Eliot Cutler’s commentary of Nov. 26 failed to present a cogent vision of how Maine’s university system can better contribute to workforce development (and never addressed whether that should be the only goal of the system).

Cutler seemed content to indict frontline employees of the system (faculty) for a lack of responsiveness and accountability, charging faculty with teaching “what each knows best, which too often is what they studied 30 to 50 years ago.” Yet his own critique relies on the “management-speak” of “silos,” popularized 30 years ago; cites an economic “forecast” some 10 years old; and argues for increased Chinese studies based on personal experiences (i.e, what he “knows best”).

Cutler complains the university system “is an infinitely horizontal organization with little hierarchy” and implies faculty are the de facto administrators.

In fact, there is an abundance of actual administrative hierarchy (system chancellor, 16-member system Board of Trustees, seven university campus presidents, Boards of Visitors of up to 20 members for each campus, various school deans and others).

Eliminating any existing program may be best for the intellectual development of the university’s students, but the process of making that decision must include administrator-faculty collaboration to be successful.

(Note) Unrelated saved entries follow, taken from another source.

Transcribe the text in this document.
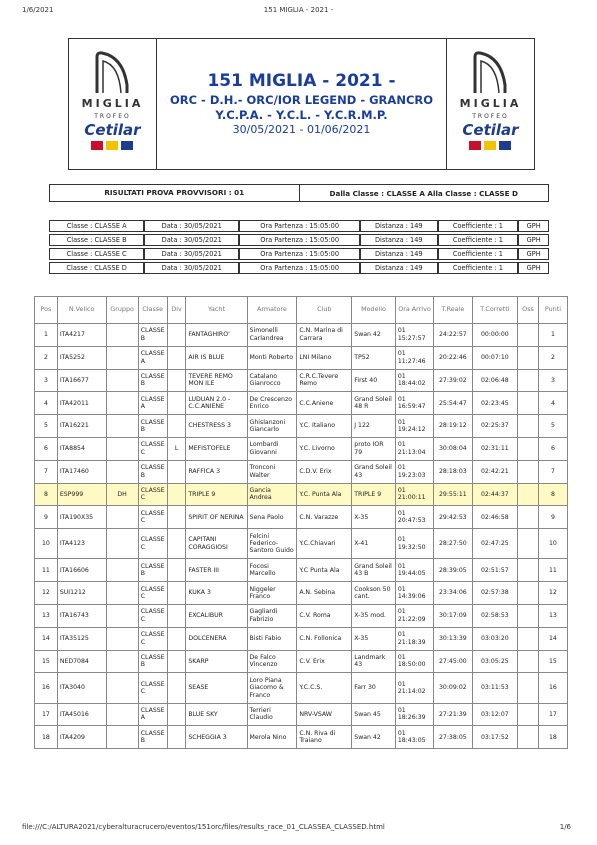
1/6/2021	151 MIGLIA - 2021 -
MIGLIA
TROFEO
Cetilar
151 MIGLIA - 2021 -
ORC - D.H.- ORC/IOR LEGEND - GRANCRO
Y.C.P.A. - Y.C.L. - Y.C.R.M.P.
30/05/2021 - 01/06/2021
MIGLIA
TROFEO
Cetilar
RISULTATI PROVA PROVVISORI : 01	Dalla Classe : CLASSE A Alla Classe : CLASSE D
Classe : CLASSE A	Data : 30/05/2021	Ora Partenza : 15:05:00	Distanza : 149	Coefficiente : 1	GPH
Classe : CLASSE B	Data : 30/05/2021	Ora Partenza : 15:05:00	Distanza : 149	Coefficiente : 1	GPH
Classe : CLASSE C	Data : 30/05/2021	Ora Partenza : 15:05:00	Distanza : 149	Coefficiente : 1	GPH
Classe : CLASSE D	Data : 30/05/2021	Ora Partenza : 15:05:00	Distanza : 149	Coefficiente : 1	GPH
Pos	N.Velico	Gruppo	Classe	Div	Yacht	Armatore	Club	Modello	Ora Arrivo	T.Reale	T.Corretti	Oss	Punti
1	ITA4217		CLASSE B		FANTAGHIRO'	Simonelli Carlandrea	C.N. Marina di Carrara	Swan 42	01 15:27:57	24:22:57	00:00:00		1
2	ITA5252		CLASSE A		AIR IS BLUE	Monti Roberto	LNI Milano	TP52	01 11:27:46	20:22:46	00:07:10		2
3	ITA16677		CLASSE B		TEVERE REMO MON ILE	Catalano Gianrocco	C.R.C.Tevere Remo	First 40	01 18:44:02	27:39:02	02:06:48		3
4	ITA42011		CLASSE A		LUDUAN 2.0 - C.C.ANIENE	De Crescenzo Enrico	C.C.Aniene	Grand Soleil 48 R	01 16:59:47	25:54:47	02:23:45		4
5	ITA16221		CLASSE B		CHESTRESS 3	Ghislanzoni Giancarlo	Y.C. Italiano	J 122	01 19:24:12	28:19:12	02:25:37		5
6	ITA8854		CLASSE C	L	MEFISTOFELE	Lombardi Giovanni	Y.C. Livorno	proto IOR 79	01 21:13:04	30:08:04	02:31:11		6
7	ITA17460		CLASSE B		RAFFICA 3	Tronconi Walter	C.D.V. Erix	Grand Soleil 43	01 19:23:03	28:18:03	02:42:21		7
8	ESP999	DH	CLASSE C		TRIPLE 9	Gancia Andrea	Y.C. Punta Ala	TRIPLE 9	01 21:00:11	29:55:11	02:44:37		8
9	ITA190X35		CLASSE C		SPIRIT OF NERINA	Sena Paolo	C.N. Varazze	X-35	01 20:47:53	29:42:53	02:46:58		9
10	ITA4123		CLASSE C		CAPITANI CORAGGIOSI	Felcini Federico-Santoro Guido	Y.C.Chiavari	X-41	01 19:32:50	28:27:50	02:47:25		10
11	ITA16606		CLASSE B		FASTER III	Focosi Marcello	Y.C Punta Ala	Grand Soleil 43 B	01 19:44:05	28:39:05	02:51:57		11
12	SUI1212		CLASSE C		KUKA 3	Niggeler Franco	A.N. Sebina	Cookson 50 cant.	01 14:39:06	23:34:06	02:57:38		12
13	ITA16743		CLASSE C		EXCALIBUR	Gagliardi Fabrizio	C.V. Roma	X-35 mod.	01 21:22:09	30:17:09	02:58:53		13
14	ITA35125		CLASSE C		DOLCENERA	Bisti Fabio	C.N. Follonica	X-35	01 21:18:39	30:13:39	03:03:20		14
15	NED7084		CLASSE B		SKARP	De Falco Vincenzo	C.V. Erix	Landmark 43	01 18:50:00	27:45:00	03:05:25		15
16	ITA3040		CLASSE C		SEASE	Loro Piana Giacomo & Franco	Y.C.C.S.	Farr 30	01 21:14:02	30:09:02	03:11:53		16
17	ITA45016		CLASSE A		BLUE SKY	Terrieri Claudio	NRV-VSAW	Swan 45	01 18:26:39	27:21:39	03:12:07		17
18	ITA4209		CLASSE B		SCHEGGIA 3	Merola Nino	C.N. Riva di Traiano	Swan 42	01 18:43:05	27:38:05	03:17:52		18
file:///C:/ALTURA2021/cyberalturacrucero/eventos/151orc/files/results_race_01_CLASSEA_CLASSED.html	1/6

Nearly 100 years ago, Thorstein Veblen warned in “The Higher Learning in America” against the meddling of governing boards and their appointees, which, at its worse, molded higher education in their own likeness. Veblen said that in such circumstances the “school becomes primarily a bureaucratic organization and the first and unremitting duties of the staff are those of official management and accountancy,” leading to “a substitution of salesmanlike proficiency … in the place of scientific capacity and addiction to study.”

If this is the limit of Cutler’s vision, the University of Maine System will not be made over for the better in the long run.